According to OECD data, global AI venture capital (VC) investment reached $258.7 billion in 2025, accounting for 61% of total global VC investment, compared to just 30% in 2022.

However, looking at a more practical level, Paradigm's shift toward AI stems from more structural reasons.

In the overall crypto VC fundraising landscape, a16z Crypto holds the top position for long-term capital, while Dragonfly is the most transaction-savvy hunter in the financialization space.

The team DNA of Paradigm cannot replicate the long-term belief narrative of a16z Crypto, nor is it suited for the trading-driven approach of Dragonfly.

Its team DNA dictates that it can only pursue a narrative of integrated innovation to attract new capital that has moved on from pure crypto but remains willing to bet on cross-industry technological convergence.

This is the underlying driver behind Paradigm's shift, and its only point of misalignment.

Hack VC Managing Partner Alexander Pack (formerly Managing Partner at Dragonfly) said that KKR and Bain Capital have shifted from pure private equity to credit and public equities, and a16z has established funds targeting various subsectors within technology. Paradigm’s move, in line with broader industry trends, signals the firm’s maturation and reintegration into the wider technology landscape.

Three paradigms, three bets

When you put the three funds together, you’ll see a clear logical branching line.

They each answer the same question: In the downturn of the crypto industry, what justifies your fund’s continued existence?

a16z Cryptothe answer is scale and conviction—large enough to weather market cycles, deep enough to represent the industry, and consistent in delivering confidence to the market.

Dragonfly's answer is capability and focus. Deepen expertise in crypto financialization, compensate for the limitations of early-stage markets with trading skills, and maintain capital activity during periods of project scarcity.

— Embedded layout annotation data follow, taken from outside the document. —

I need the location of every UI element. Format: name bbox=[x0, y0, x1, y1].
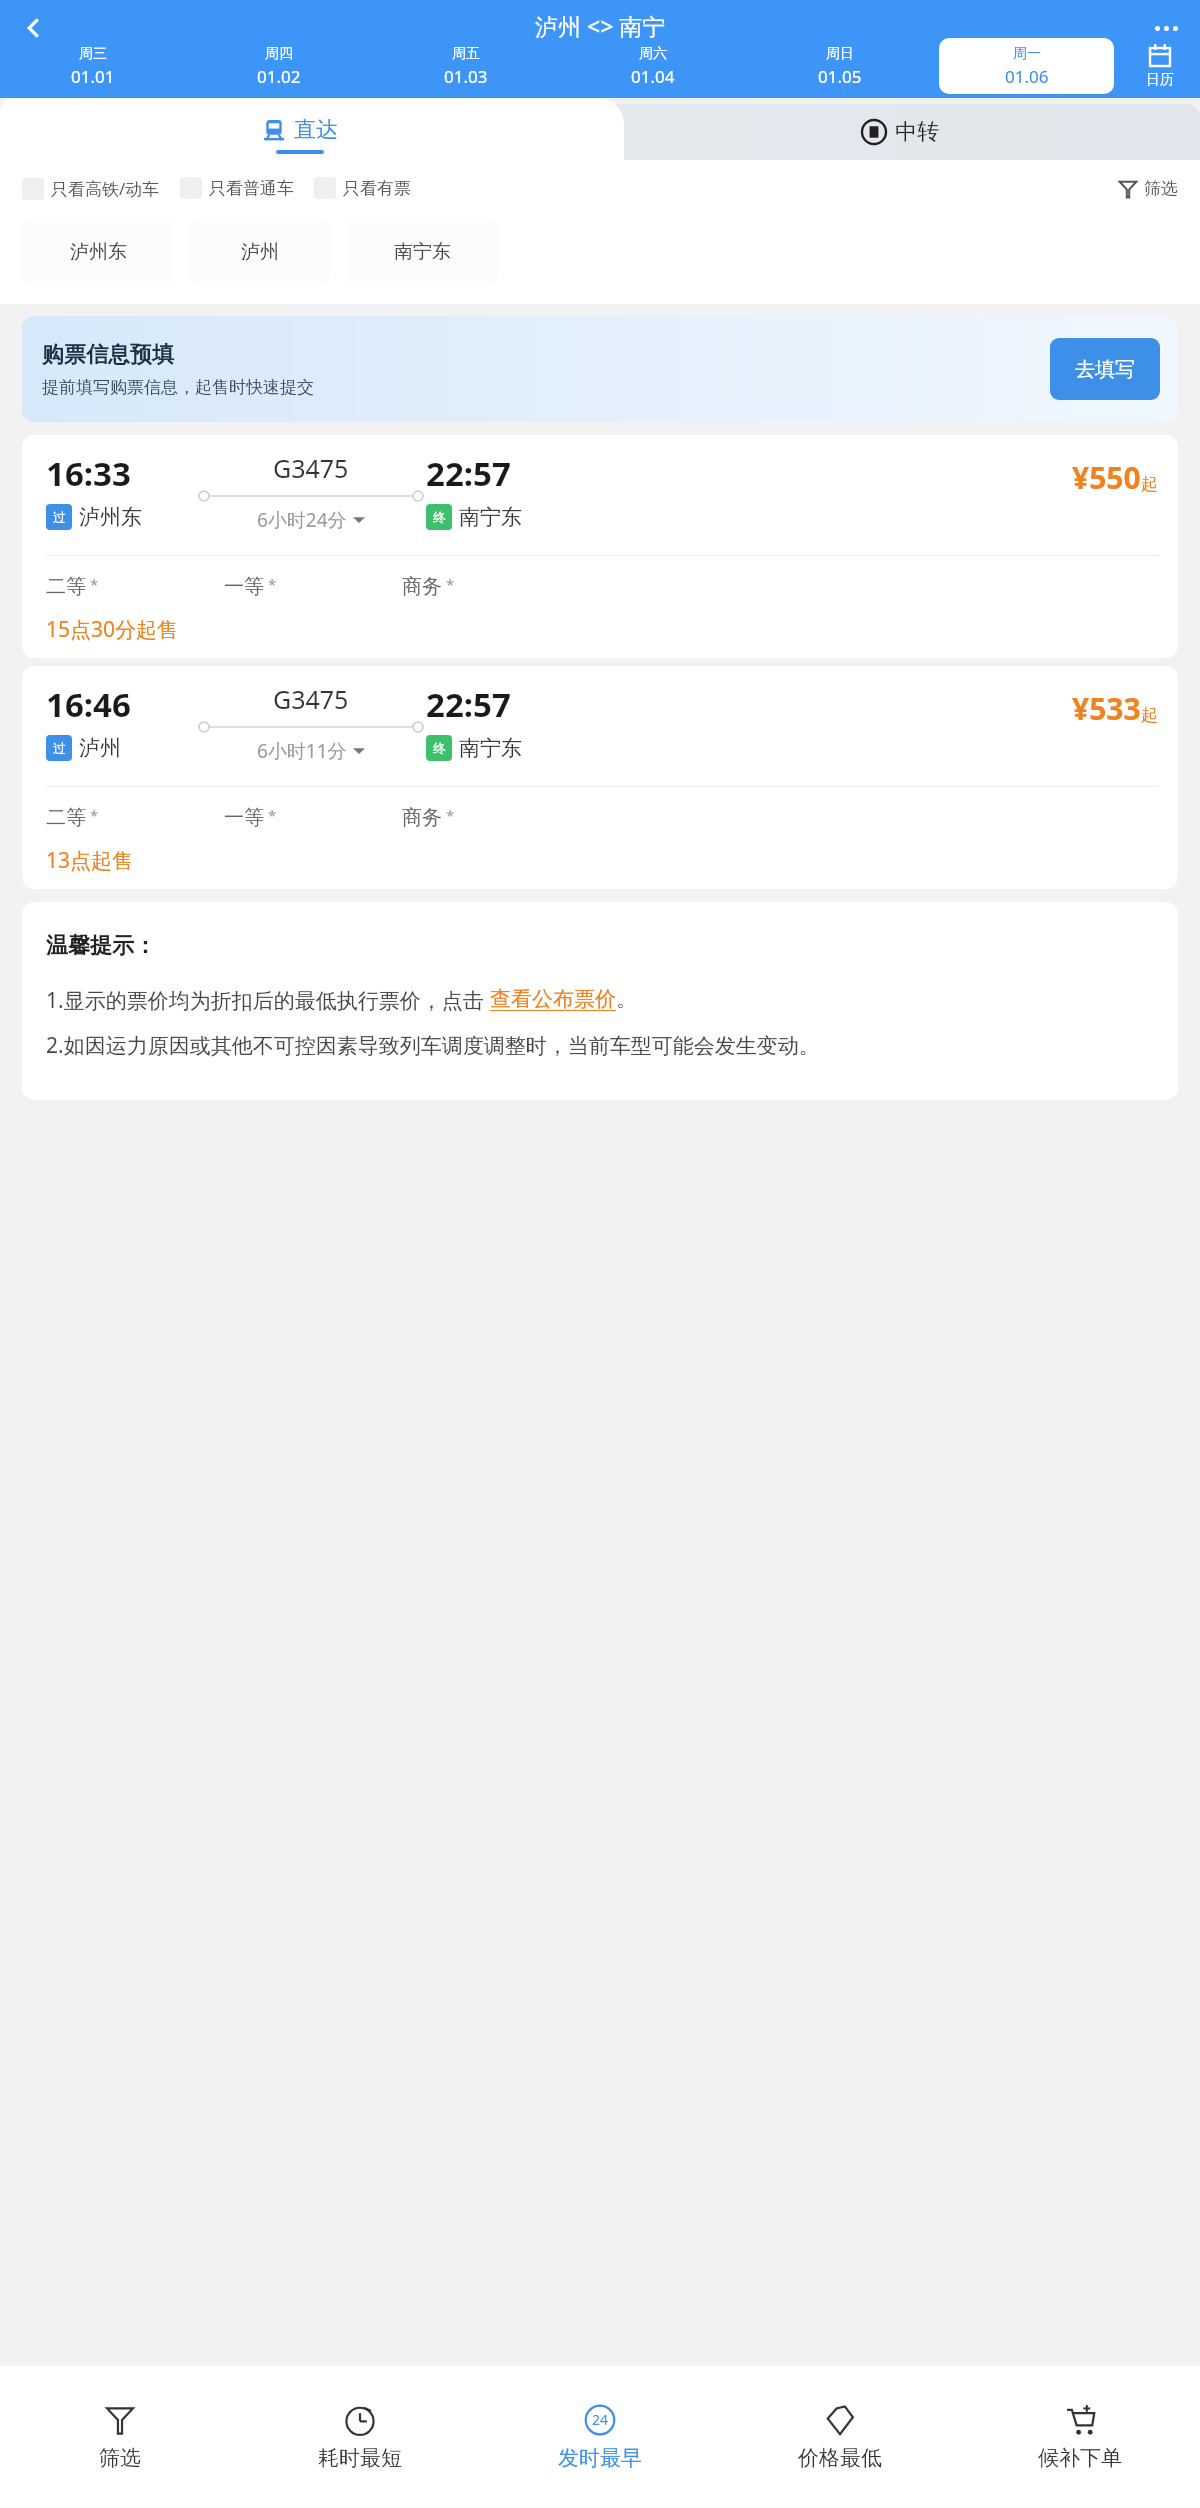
staticText: 01.05 bbox=[818, 65, 862, 88]
staticText: 16:33 bbox=[46, 451, 131, 496]
staticText: 筛选 bbox=[1144, 178, 1178, 199]
staticText: 候补下单 bbox=[1038, 2445, 1122, 2471]
staticText: * bbox=[86, 574, 99, 594]
button[interactable]: More options bbox=[1142, 4, 1190, 52]
button[interactable]: 周日 bbox=[752, 38, 927, 94]
staticText: 16:46 bbox=[46, 682, 131, 727]
staticText: 过 bbox=[53, 509, 66, 525]
button[interactable]: 周六 bbox=[565, 38, 740, 94]
staticText: 6小时24分 bbox=[257, 507, 347, 533]
staticText: G3475 bbox=[273, 682, 349, 716]
button[interactable]: Calendar bbox=[1120, 38, 1200, 94]
staticText: 周六 bbox=[639, 45, 667, 63]
staticText: 周一 bbox=[1013, 45, 1041, 63]
staticText: 周日 bbox=[826, 45, 854, 63]
staticText: 周五 bbox=[452, 45, 480, 63]
staticText: 24 bbox=[592, 2410, 609, 2429]
staticText: 去填写 bbox=[1075, 357, 1135, 382]
staticText: 温馨提示： bbox=[46, 932, 156, 960]
staticText: 6小时11分 bbox=[257, 738, 347, 764]
staticText: 筛选 bbox=[99, 2445, 141, 2471]
button[interactable]: Back bbox=[10, 4, 58, 52]
staticText: G3475 bbox=[273, 451, 349, 485]
staticText: 商务 bbox=[402, 574, 442, 599]
button[interactable]: 耗时最短 bbox=[240, 2366, 480, 2508]
button[interactable]: 发时最早 bbox=[480, 2366, 720, 2508]
staticText: 。 bbox=[616, 986, 637, 1012]
staticText: 22:57 bbox=[426, 682, 511, 727]
staticText: * bbox=[442, 574, 455, 594]
staticText: * bbox=[442, 805, 455, 825]
button[interactable]: 泸州 bbox=[190, 218, 330, 286]
staticText: 15点30分起售 bbox=[46, 615, 179, 644]
button[interactable]: 中转 bbox=[600, 98, 1200, 160]
staticText: 直达 bbox=[294, 116, 338, 144]
staticText: 过 bbox=[53, 740, 66, 756]
staticText: 只看高铁/动车 bbox=[51, 177, 160, 200]
staticText: 提前填写购票信息，起售时快速提交 bbox=[42, 377, 314, 398]
staticText: 2.如因运力原因或其他不可控因素导致列车调度调整时，当前车型可能会发生变动。 bbox=[46, 1031, 820, 1060]
button[interactable]: 购票信息预填 bbox=[22, 316, 1178, 422]
staticText: 南宁东 bbox=[394, 240, 451, 264]
staticText: 22:57 bbox=[426, 451, 511, 496]
staticText: 01.03 bbox=[444, 65, 488, 88]
staticText: 起 bbox=[1141, 705, 1158, 726]
staticText: 泸州 <> 南宁 bbox=[535, 10, 666, 41]
staticText: ¥533 bbox=[1072, 688, 1141, 729]
button[interactable]: 筛选 bbox=[0, 2366, 240, 2508]
staticText: 南宁东 bbox=[459, 735, 522, 761]
staticText: 只看有票 bbox=[343, 178, 411, 199]
button[interactable]: 候补下单 bbox=[960, 2366, 1200, 2508]
staticText: 耗时最短 bbox=[318, 2445, 402, 2471]
staticText: 泸州 bbox=[241, 240, 279, 264]
staticText: * bbox=[264, 574, 277, 594]
staticText: 周四 bbox=[265, 45, 293, 63]
staticText: 01.01 bbox=[71, 65, 115, 88]
button[interactable]: 只看有票 bbox=[314, 177, 431, 199]
button[interactable]: 周三 bbox=[6, 38, 180, 94]
staticText: 一等 bbox=[224, 805, 264, 830]
staticText: * bbox=[264, 805, 277, 825]
staticText: 南宁东 bbox=[459, 504, 522, 530]
staticText: 起 bbox=[1141, 474, 1158, 495]
button[interactable]: 筛选 bbox=[1118, 178, 1178, 199]
staticText: ¥550 bbox=[1072, 457, 1141, 498]
staticText: 价格最低 bbox=[798, 2445, 882, 2471]
staticText: 一等 bbox=[224, 574, 264, 599]
staticText: 日历 bbox=[1146, 71, 1174, 89]
staticText: 泸州 bbox=[79, 735, 121, 761]
staticText: 01.06 bbox=[1005, 65, 1049, 88]
staticText: 商务 bbox=[402, 805, 442, 830]
button[interactable]: 泸州东 bbox=[22, 218, 174, 286]
staticText: 13点起售 bbox=[46, 846, 134, 875]
staticText: 发时最早 bbox=[558, 2445, 642, 2471]
button[interactable]: 16:46 bbox=[22, 666, 1178, 889]
staticText: * bbox=[86, 805, 99, 825]
staticText: 中转 bbox=[895, 118, 939, 146]
staticText: 二等 bbox=[46, 805, 86, 830]
staticText: 终 bbox=[433, 509, 446, 525]
button[interactable]: 周五 bbox=[378, 38, 553, 94]
button[interactable]: 16:33 bbox=[22, 435, 1178, 658]
staticText: 01.02 bbox=[257, 65, 301, 88]
staticText: 01.04 bbox=[631, 65, 675, 88]
button[interactable]: 价格最低 bbox=[720, 2366, 960, 2508]
button[interactable]: 周一 bbox=[939, 38, 1114, 94]
staticText: 泸州东 bbox=[79, 504, 142, 530]
staticText: 1.显示的票价均为折扣后的最低执行票价，点击 bbox=[46, 986, 490, 1015]
staticText: 二等 bbox=[46, 574, 86, 599]
button[interactable]: 南宁东 bbox=[346, 218, 498, 286]
button[interactable]: 周四 bbox=[192, 38, 366, 94]
staticText: 终 bbox=[433, 740, 446, 756]
staticText: 购票信息预填 bbox=[42, 341, 174, 369]
staticText: 泸州东 bbox=[70, 240, 127, 264]
staticText: 只看普通车 bbox=[209, 178, 294, 199]
button[interactable]: 查看公布票价 bbox=[490, 986, 616, 1012]
button[interactable]: 去填写 bbox=[1050, 338, 1160, 400]
button[interactable]: 直达 bbox=[0, 98, 600, 160]
staticText: 周三 bbox=[79, 45, 107, 63]
button[interactable]: 只看普通车 bbox=[180, 177, 314, 199]
button[interactable]: 只看高铁/动车 bbox=[22, 177, 180, 200]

Paradigm’s answer is narrative and boundary expansion—using the new story of AI and crypto integration to attract investors beyond the reach of traditional crypto VC firms, extending its scope from a single industry into the broader wave of technological convergence.

Three funds, three responses. No paradigm is the final answer, nor can any paradigm be casually replicatedwhat story can be told ultimately depends on the team’s DNA.

This may well be a sign that crypto VCs are maturing—not everyone rushing down the same path, but each finding their own viable route. A homogenized industry is fragile; only when diverse players emerge can the market truly be considered alive.